Dans son homélie du 11 avril , le pape François s’émeut devant le rejet par les prêtres de Judas pénitent.
« Cela me fait mal, a continué le pape, quand je lis ce petit passage de l’Évangile de Matthieu, quand Judas pénitent va chez les prêtres et dit : ‘J’ai péché’ et il veut donner (…) et il donne de la monnaie. « Que nous importe ! disent-ils. Cela te regarde ! » « Un cœur fermé devant ce pauvre homme pénitent, a poursuivi le pape, qui ne savait pas quoi faire. ‘Cela te regarde !’ Et il est allé se pendre. Et qu’est-ce qu’ils font, quand Judas va se pendre ? Ils parlent et disent : ‘mais, quel pauvre homme’ ? Non ! Immédiatement les monnaies : ‘Ces monnaies ont le prix du sang, elles ne peuvent pas entrer dans le Temple.’ La règle avant tout. Ils sont ‘les docteurs de la lettre’ », a dit le pape
Cette petite phrase a fait couler un peu d’encre. Judas serait donc pénitent ? C’est en tout cas la première fois que l’Eglise affirme une telle chose. Faut-il y voir là une nouveauté de l’Esprit Saint ? Ou un raccourci un peu rapide, par lequel le Saint Père a voulu appuyer un autre point de son discours, la fermeture pharisienne des prêtres ?

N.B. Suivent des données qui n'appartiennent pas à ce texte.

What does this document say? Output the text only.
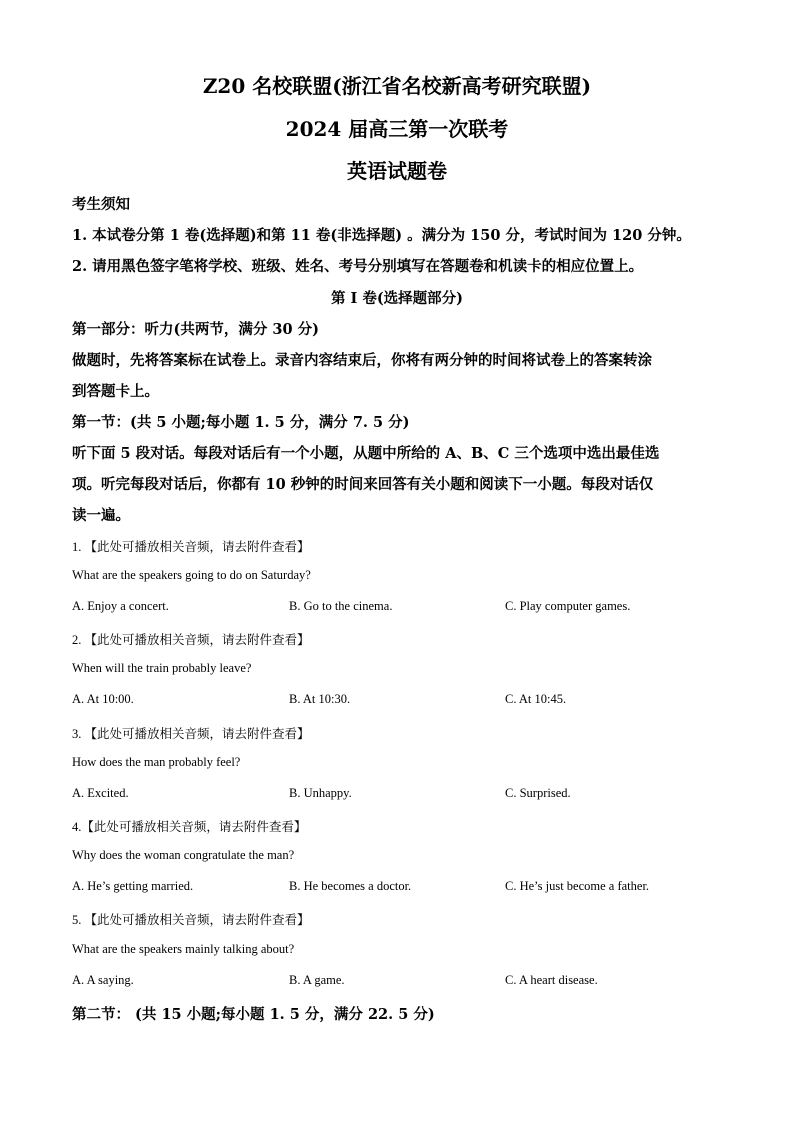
Z20 名校联盟(浙江省名校新高考研究联盟)
2024 届高三第一次联考
英语试题卷
考生须知
1. 本试卷分第 1 卷(选择题)和第 11 卷(非选择题) 。满分为 150 分，考试时间为 120 分钟。
2. 请用黑色签字笔将学校、班级、姓名、考号分别填写在答题卷和机读卡的相应位置上。
第 I 卷(选择题部分)
第一部分：听力(共两节，满分 30 分)
做题时，先将答案标在试卷上。录音内容结束后，你将有两分钟的时间将试卷上的答案转涂
到答题卡上。
第一节：(共 5 小题;每小题 1. 5 分，满分 7. 5 分)
听下面 5 段对话。每段对话后有一个小题，从题中所给的 A、B、C 三个选项中选出最佳选
项。听完每段对话后，你都有 10 秒钟的时间来回答有关小题和阅读下一小题。每段对话仅
读一遍。
1. 【此处可播放相关音频，请去附件查看】
What are the speakers going to do on Saturday?
A. Enjoy a concert.	B. Go to the cinema.	C. Play computer games.
2. 【此处可播放相关音频，请去附件查看】
When will the train probably leave?
A. At 10:00.	B. At 10:30.	C. At 10:45.
3. 【此处可播放相关音频，请去附件查看】
How does the man probably feel?
A. Excited.	B. Unhappy.	C. Surprised.
4.【此处可播放相关音频，请去附件查看】
Why does the woman congratulate the man?
A. He’s getting married.	B. He becomes a doctor.	C. He’s just become a father.
5. 【此处可播放相关音频，请去附件查看】
What are the speakers mainly talking about?
A. A saying.	B. A game.	C. A heart disease.
第二节： (共 15 小题;每小题 1. 5 分，满分 22. 5 分)
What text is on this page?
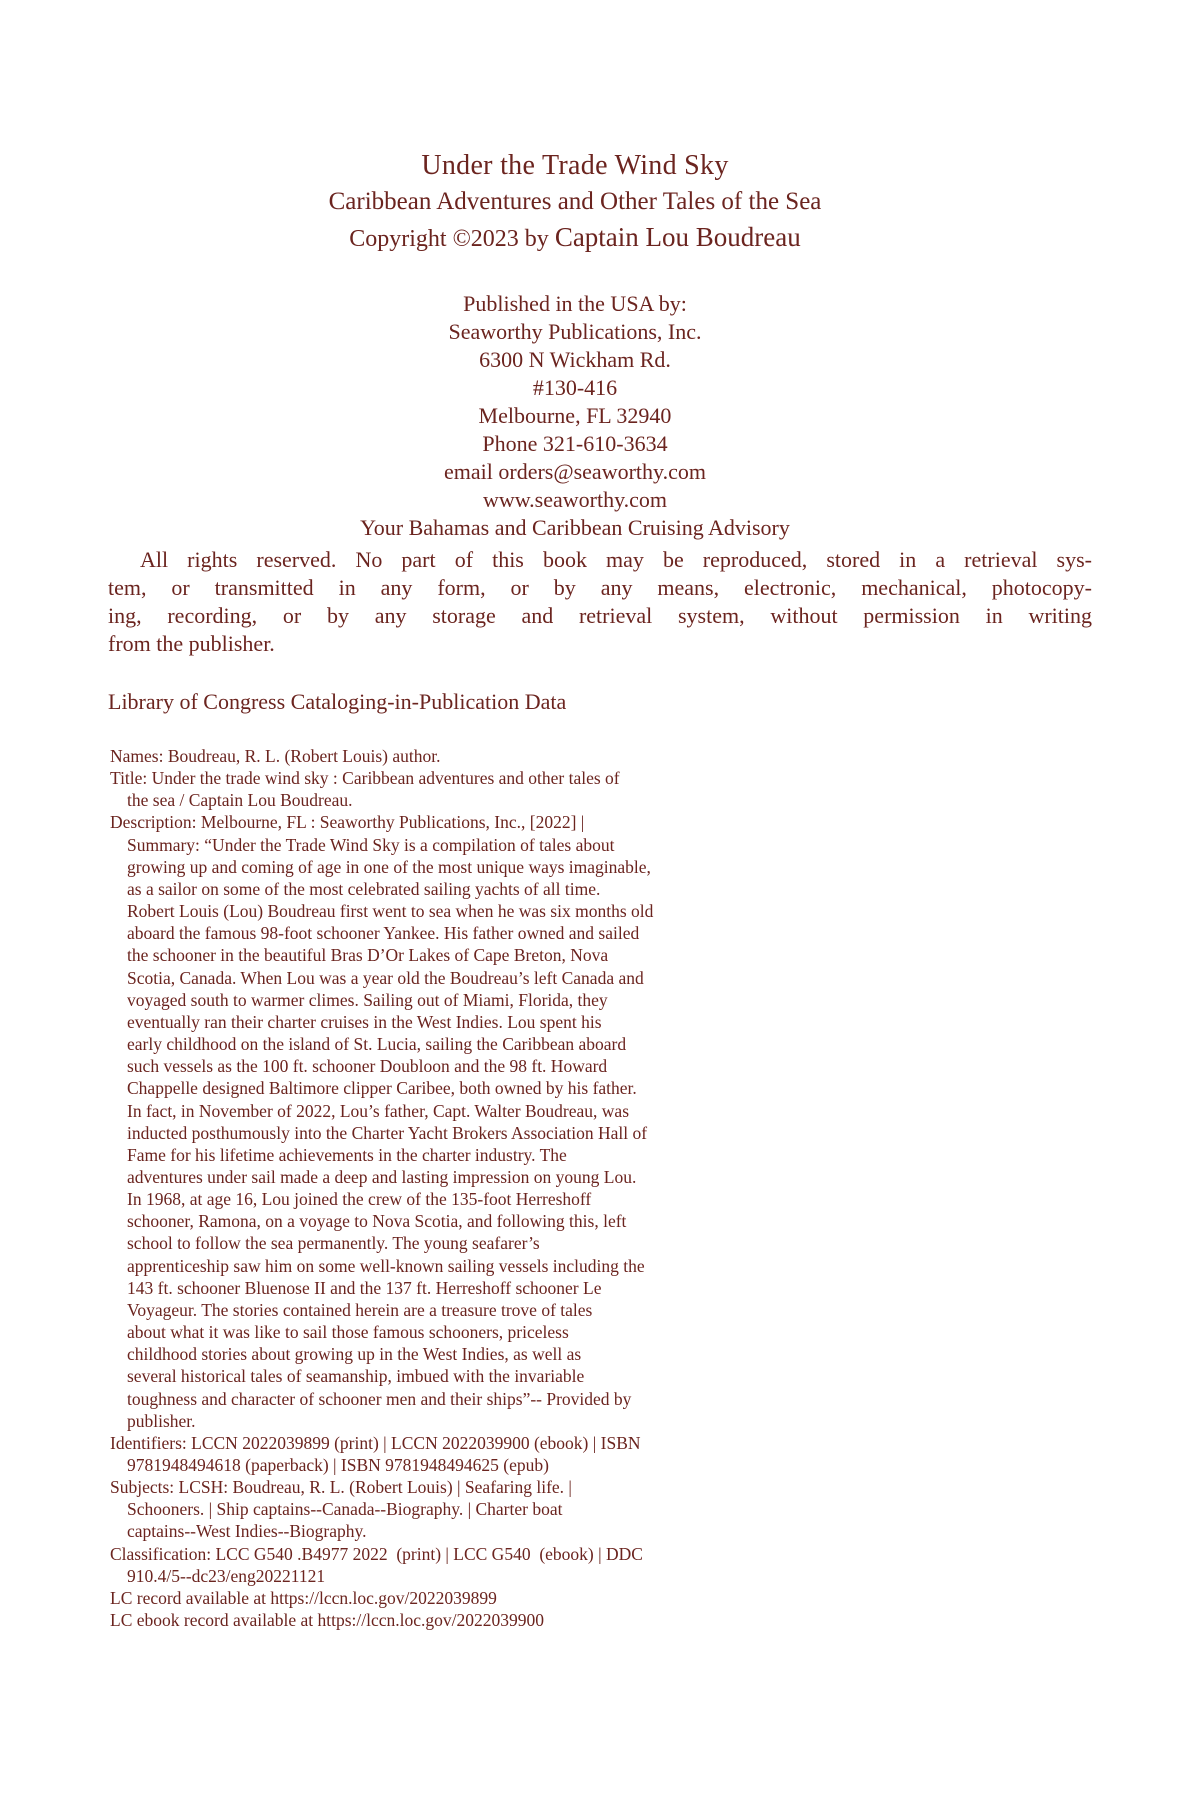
Under the Trade Wind Sky
Caribbean Adventures and Other Tales of the Sea
Copyright ©2023 by Captain Lou Boudreau
Published in the USA by:
Seaworthy Publications, Inc.
6300 N Wickham Rd.
#130-416
Melbourne, FL 32940
Phone 321-610-3634
email orders@seaworthy.com
www.seaworthy.com
Your Bahamas and Caribbean Cruising Advisory
All rights reserved. No part of this book may be reproduced, stored in a retrieval sys-
tem, or transmitted in any form, or by any means, electronic, mechanical, photocopy-
ing, recording, or by any storage and retrieval system, without permission in writing
from the publisher.
Library of Congress Cataloging-in-Publication Data
Names: Boudreau, R. L. (Robert Louis) author.
Title: Under the trade wind sky : Caribbean adventures and other tales of
the sea / Captain Lou Boudreau.
Description: Melbourne, FL : Seaworthy Publications, Inc., [2022] |
Summary: “Under the Trade Wind Sky is a compilation of tales about
growing up and coming of age in one of the most unique ways imaginable,
as a sailor on some of the most celebrated sailing yachts of all time.
Robert Louis (Lou) Boudreau first went to sea when he was six months old
aboard the famous 98-foot schooner Yankee. His father owned and sailed
the schooner in the beautiful Bras D’Or Lakes of Cape Breton, Nova
Scotia, Canada. When Lou was a year old the Boudreau’s left Canada and
voyaged south to warmer climes. Sailing out of Miami, Florida, they
eventually ran their charter cruises in the West Indies. Lou spent his
early childhood on the island of St. Lucia, sailing the Caribbean aboard
such vessels as the 100 ft. schooner Doubloon and the 98 ft. Howard
Chappelle designed Baltimore clipper Caribee, both owned by his father.
In fact, in November of 2022, Lou’s father, Capt. Walter Boudreau, was
inducted posthumously into the Charter Yacht Brokers Association Hall of
Fame for his lifetime achievements in the charter industry. The
adventures under sail made a deep and lasting impression on young Lou.
In 1968, at age 16, Lou joined the crew of the 135-foot Herreshoff
schooner, Ramona, on a voyage to Nova Scotia, and following this, left
school to follow the sea permanently. The young seafarer’s
apprenticeship saw him on some well-known sailing vessels including the
143 ft. schooner Bluenose II and the 137 ft. Herreshoff schooner Le
Voyageur. The stories contained herein are a treasure trove of tales
about what it was like to sail those famous schooners, priceless
childhood stories about growing up in the West Indies, as well as
several historical tales of seamanship, imbued with the invariable
toughness and character of schooner men and their ships”-- Provided by
publisher.
Identifiers: LCCN 2022039899 (print) | LCCN 2022039900 (ebook) | ISBN
9781948494618 (paperback) | ISBN 9781948494625 (epub)
Subjects: LCSH: Boudreau, R. L. (Robert Louis) | Seafaring life. |
Schooners. | Ship captains--Canada--Biography. | Charter boat
captains--West Indies--Biography.
Classification: LCC G540 .B4977 2022  (print) | LCC G540  (ebook) | DDC
910.4/5--dc23/eng20221121
LC record available at https://lccn.loc.gov/2022039899
LC ebook record available at https://lccn.loc.gov/2022039900
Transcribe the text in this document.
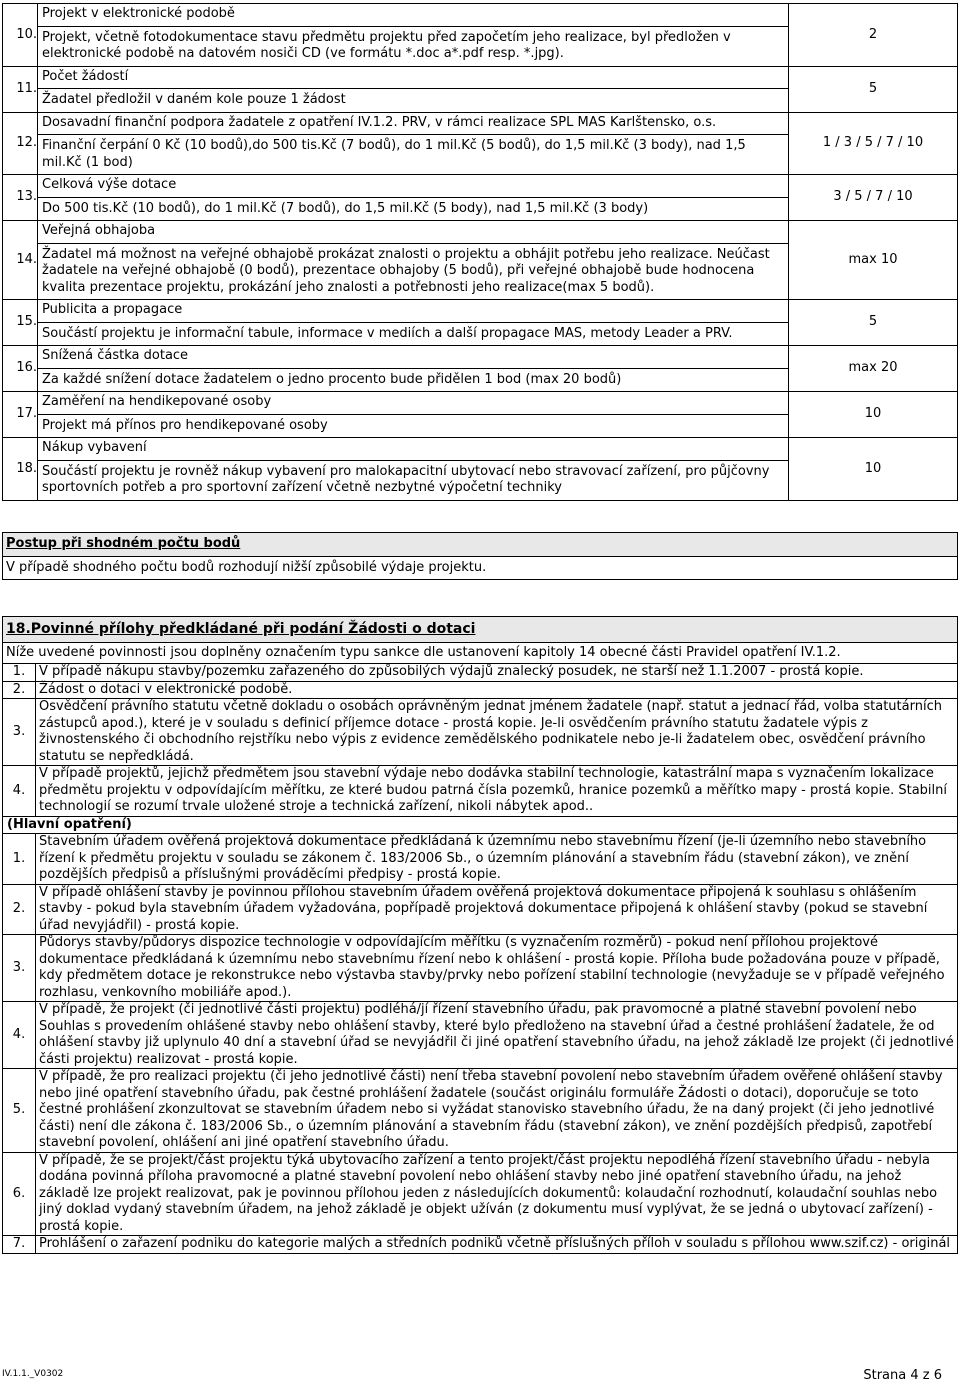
10.	Projekt v elektronické podobě
Projekt, včetně fotodokumentace stavu předmětu projektu před započetím jeho realizace, byl předložen v elektronické podobě na datovém nosiči CD (ve formátu *.doc a*.pdf resp. *.jpg).	2
11.	Počet žádostí
Žadatel předložil v daném kole pouze 1 žádost	5
12.	Dosavadní finanční podpora žadatele z opatření IV.1.2. PRV, v rámci realizace SPL MAS Karlštensko, o.s.
Finanční čerpání 0 Kč (10 bodů),do 500 tis.Kč (7 bodů), do 1 mil.Kč (5 bodů), do 1,5 mil.Kč (3 body), nad 1,5 mil.Kč (1 bod)	1 / 3 / 5 / 7 / 10
13.	Celková výše dotace
Do 500 tis.Kč (10 bodů), do 1 mil.Kč (7 bodů), do 1,5 mil.Kč (5 body), nad 1,5 mil.Kč (3 body)	3 / 5 / 7 / 10
14.	Veřejná obhajoba
Žadatel má možnost na veřejné obhajobě prokázat znalosti o projektu a obhájit potřebu jeho realizace. Neúčast žadatele na veřejné obhajobě (0 bodů), prezentace obhajoby (5 bodů), při veřejné obhajobě bude hodnocena kvalita prezentace projektu, prokázání jeho znalosti a potřebnosti jeho realizace(max 5 bodů).	max 10
15.	Publicita a propagace
Součástí projektu je informační tabule, informace v mediích a další propagace MAS, metody Leader a PRV.	5
16.	Snížená částka dotace
Za každé snížení dotace žadatelem o jedno procento bude přidělen 1 bod (max 20 bodů)	max 20
17.	Zaměření na hendikepované osoby
Projekt má přínos pro hendikepované osoby	10
18.	Nákup vybavení
Součástí projektu je rovněž nákup vybavení pro malokapacitní ubytovací nebo stravovací zařízení, pro půjčovny sportovních potřeb a pro sportovní zařízení včetně nezbytné výpočetní techniky	10
Postup při shodném počtu bodů
V případě shodného počtu bodů rozhodují nižší způsobilé výdaje projektu.
18.Povinné přílohy předkládané při podání Žádosti o dotaci	
Níže uvedené povinnosti jsou doplněny označením typu sankce dle ustanovení kapitoly 14 obecné části Pravidel opatření IV.1.2.	
1.	V případě nákupu stavby/pozemku zařazeného do způsobilých výdajů znalecký posudek, ne starší než 1.1.2007 - prostá kopie.
2.	Žádost o dotaci v elektronické podobě.
3.	Osvědčení právního statutu včetně dokladu o osobách oprávněným jednat jménem žadatele (např. statut a jednací řád, volba statutárních zástupců apod.), které je v souladu s definicí příjemce dotace - prostá kopie. Je-li osvědčením právního statutu žadatele výpis z živnostenského či obchodního rejstříku nebo výpis z evidence zemědělského podnikatele nebo je-li žadatelem obec, osvědčení právního statutu se nepředkládá.
4.	V případě projektů, jejichž předmětem jsou stavební výdaje nebo dodávka stabilní technologie, katastrální mapa s vyznačením lokalizace předmětu projektu v odpovídajícím měřítku, ze které budou patrná čísla pozemků, hranice pozemků a měřítko mapy - prostá kopie. Stabilní technologií se rozumí trvale uložené stroje a technická zařízení, nikoli nábytek apod..
(Hlavní opatření)	
1.	Stavebním úřadem ověřená projektová dokumentace předkládaná k územnímu nebo stavebnímu řízení (je-li územního nebo stavebního řízení k předmětu projektu v souladu se zákonem č. 183/2006 Sb., o územním plánování a stavebním řádu (stavební zákon), ve znění pozdějších předpisů a příslušnými prováděcími předpisy - prostá kopie.
2.	V případě ohlášení stavby je povinnou přílohou stavebním úřadem ověřená projektová dokumentace připojená k souhlasu s ohlášením stavby - pokud byla stavebním úřadem vyžadována, popřípadě projektová dokumentace připojená k ohlášení stavby (pokud se stavební úřad nevyjádřil) - prostá kopie.
3.	Půdorys stavby/půdorys dispozice technologie v odpovídajícím měřítku (s vyznačením rozměrů) - pokud není přílohou projektové dokumentace předkládaná k územnímu nebo stavebnímu řízení nebo k ohlášení - prostá kopie. Příloha bude požadována pouze v případě, kdy předmětem dotace je rekonstrukce nebo výstavba stavby/prvky nebo pořízení stabilní technologie (nevyžaduje se v případě veřejného rozhlasu, venkovního mobiliáře apod.).
4.	V případě, že projekt (či jednotlivé části projektu) podléhá/jí řízení stavebního úřadu, pak pravomocné a platné stavební povolení nebo Souhlas s provedením ohlášené stavby nebo ohlášení stavby, které bylo předloženo na stavební úřad a čestné prohlášení žadatele, že od ohlášení stavby již uplynulo 40 dní a stavební úřad se nevyjádřil či jiné opatření stavebního úřadu, na jehož základě lze projekt (či jednotlivé části projektu) realizovat - prostá kopie.
5.	V případě, že pro realizaci projektu (či jeho jednotlivé části) není třeba stavební povolení nebo stavebním úřadem ověřené ohlášení stavby nebo jiné opatření stavebního úřadu, pak čestné prohlášení žadatele (součást originálu formuláře Žádosti o dotaci), doporučuje se toto čestné prohlášení zkonzultovat se stavebním úřadem nebo si vyžádat stanovisko stavebního úřadu, že na daný projekt (či jeho jednotlivé části) není dle zákona č. 183/2006 Sb., o územním plánování a stavebním řádu (stavební zákon), ve znění pozdějších předpisů, zapotřebí stavební povolení, ohlášení ani jiné opatření stavebního úřadu.
6.	V případě, že se projekt/část projektu týká ubytovacího zařízení a tento projekt/část projektu nepodléhá řízení stavebního úřadu - nebyla dodána povinná příloha pravomocné a platné stavební povolení nebo ohlášení stavby nebo jiné opatření stavebního úřadu, na jehož základě lze projekt realizovat, pak je povinnou přílohou jeden z následujících dokumentů: kolaudační rozhodnutí, kolaudační souhlas nebo jiný doklad vydaný stavebním úřadem, na jehož základě je objekt užíván (z dokumentu musí vyplývat, že se jedná o ubytovací zařízení) - prostá kopie.
7.	Prohlášení o zařazení podniku do kategorie malých a středních podniků včetně příslušných příloh v souladu s přílohou www.szif.cz) - originál
IV.1.1._V0302	Strana 4 z 6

Toujours est-il que l’on peut trouver maintes circonstances atténuantes à l’acte de Judas, à commencer par l’aveuglement de son cœur par la cupidité et la déception peut-être. Mais rien ne laisse poindre chez le traître, un sentiment de pénitence. La pénitence suppose une démarche de repentir et de satisfaction. C’est-à-dire que c’est face à Dieu que l’on reconnait avoir péché et qu’en retour du pardon demandé (ce que Judas n’exprime à aucun moment), on entame une démarche de réparation du péché qui demande satisfaction.
Le problème est qu’aujourd’hui la réparation, comme la satisfaction sont réduites à la portion congrue. Un vague pater suffit pour n’importe qu’elle faute. Nous oublions que le péché comporte une destruction de bien, quelque soit la forme et la nature du bien. Demander pardon signifie d’une part la reconnaissance de cette destruction et d’autre part la prise de conscience de la nécessité de la réparation. Une fois cette réparation satisfaite, le pécheur est “quitte”. Il n’est pas quitte de façon comptable, mais dans sa relation amoureuse blessée qui se trouve restaurée, dans et par la grâce. La satisfaction n’est pas seulement l’accomplissement d’une justice restaurée (j’ai volé, je rends) elle est aussi la joie de la relation restaurée. Rien de tout cela dans l’attitude de Judas qui au contraire part se suicider.
Judas ne cherchait pas à restaurer sa relation avec Dieu, mais à revenir sur ce qu’il avait fait, autant dire que la démarche de l’Iscariote est tournée vers lui et non vers le Père. Depuis St Jean Chrysostome, les Pères, puis les Docteurs de l’Eglise ont considéré que Judas était damné pour avoir douté de la Miséricorde de Jésus.
En fait, l’idée de rendre l’argent pourrait lui avoir été inspirée par Satan réalisant à la vue du comportement de Jésus qu’Il était bien le Fils de Dieu, Dieu même, et qu’était donc en marche l’oeuvre de la Rédemption annoncée par les Prophètes, en sorte que le remords de Judas apparaît surtout comme la tentative désespérée d’arrêter la machinerie judiciaire qui allait produire la défaite de Satan.